Chacrinha (publicado originalmente em 6/8/2013)
A data passou meio no silêncio – incluo-me nisto –, mas é tempo sempre de reabilitar nossas chances de recordar. Há 37 dias, 30 de junho, completaram-se 25 anos da morte de um dos maiores comunicadores da rádio e TV brasileiros. Abelardo Barbosa, Chacrinha, tinha 70 anos. Duas décadas após seu desaparecimento, o diretor e documentarista Nelson Hoineff (de ‘Caro Francis’, 2010) quis, creio, prestar justa homenagem ao Velho Guerreiro e nos apresentou ‘Alô, Alô, Terezinha’ (2009). E por estes dias, no Canal Brasil, calhou d’eu pegar a exibição do filme, de ponta a ponta.
O constatado foi o pior cenário: trata-se dum dos piores trabalhos já realizados neste século. Quem espera assistir a história do homem da buzina se depara simplesmente com um festival de baixezas e mediocridades dos tantos minutos de duração. Hoineff nos apresenta entrevistas com ex-chacretes (até aí, tudo ok) e ex-calouros (idem, ok) da atração exibida nas emissoras Tupi, Rio, Bandeirantes e Globo. Mas é seu lado excomungado, o dos entrevistados, o que torna o documentário um show de humilhações, maus comportamentos e declarações acerca da vida sexual das dançarinas. E se a intenção era averiguar as intimidades das chacretes, que se anunciasse este propósito. A fita engana o público por conta disso.
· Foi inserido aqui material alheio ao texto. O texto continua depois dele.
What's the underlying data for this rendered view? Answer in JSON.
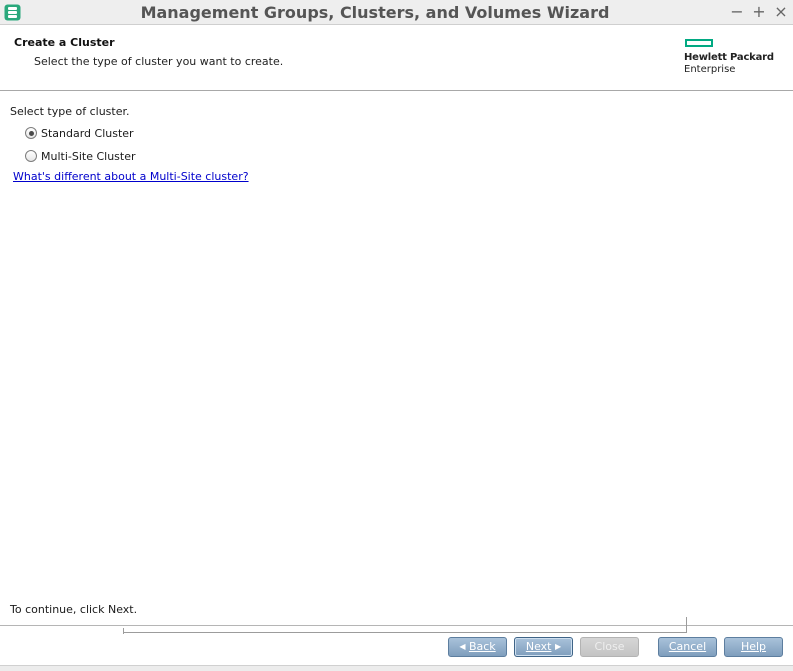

O apresentador era ciumento? As chacretes tinham relações com cantores, atores? Elas eram, na verdade, garotas de programa? O que fazem hoje alguns dos gongados por Chacrinha, ganhadores do troféu Abacaxi? Um deles diz que Roberto Carlos nada cantava e ele, o calouro, era quem seria um grande nome dos palcos se tivesse tido mais chances. Outra, no momento em que dá sua declaração, é atrapalhada por um bêbado insistente. Das perguntas, os cantores, como Jerry Adriani, Wanderley Cardoso, e o próprio Roberto Carlos, entre outros, esclarecem, ou tentam, estes mistérios acerca das meninas do Chacrinha. E eu pergunto aos leitores: e o que isso interessa sobre o mito, a lenda que se tornou Abelardo Barbosa? Qual razão de querermos saber se a Índia Potira, uma das chacretes, saiu com tal cantor ou se Rita Cadilac ‘ficou’ com aquele ator? Cadê as fotos em preto e branco das rádios, tevês e vida familiar de Abelardo? Hoineff tempera o produto, claro, com depoimentos também que, se ficassem de fora, ele seria crucificado em praça pública: Russo, o ajudante do animador, Florinda, a esposa, José Bonifácio de Oliveira Sobrinho (Boni), ex-chefe da Globo, e de Cadilac. O trio permeia traços de Chacrinha, explicam detalhes da personalidade dele, só. Muito pouco prum documentário.
Sou fã de documentário, já escrevi nesses quase dez anos de coluna acerca de muitos deles, e tenho de ser taxativo num determinado ponto: neste estilo de filmagem, o arroz com feijão é o básico e sem isto a realização é comprometida. O Papa dos documentaristas brasileiros, Eduardo Coutinho, faz os trabalhos desta forma. Meses atrás me debrucei em ‘Cabra Marcado Para Morrer’ (1984), tido como o melhor do gênero do país de todos os tempos (e pra mim o é) e a revista ‘piauí’, por meio do cineasta Eduardo Escorel, nos revelou mais sobre ele, e é uma aula de conversação. É fácil estragar a obra quando se quer. É apenas querer rebuscar algo que não precisa. Em ‘Caro Francis’ N.Hoineff faz isso e se dá bem. A película emociona e nos banha com um Paulo Francis inacreditável, relembrando suas polêmicas discussões e atrevimentos. Em ‘Alô, Alô, Terezinha’, o diretor enfia o pé na jaca com o gosto lá para baixo. O mais degradante de tudo não é ver Índia Potira, com os 60 e poucos anos, sem roupa dançando num chafariz no meio duma praça, mas sim custar a acreditar o motivo pelo qual ela quis se expor a tal ridículo. N.Hoineff esculhamba todo mundo, como se ele fosse o novo encarregado de distribuir abacaxis pra o auditório (aos espectadores, diga-se), humilhando-nos ao seu bel prazer.
Chacrinha ainda necessita de um documentário a sua altura, com histórias recheadas de bom humor e, se possível, com revelações incríveis. Em 2017 será o centenário dele. Quem sabe não fazem algo e deem ao animador das roupas coloridas uma digna homenagem. Troféu Abacaxi a N. Hoineff!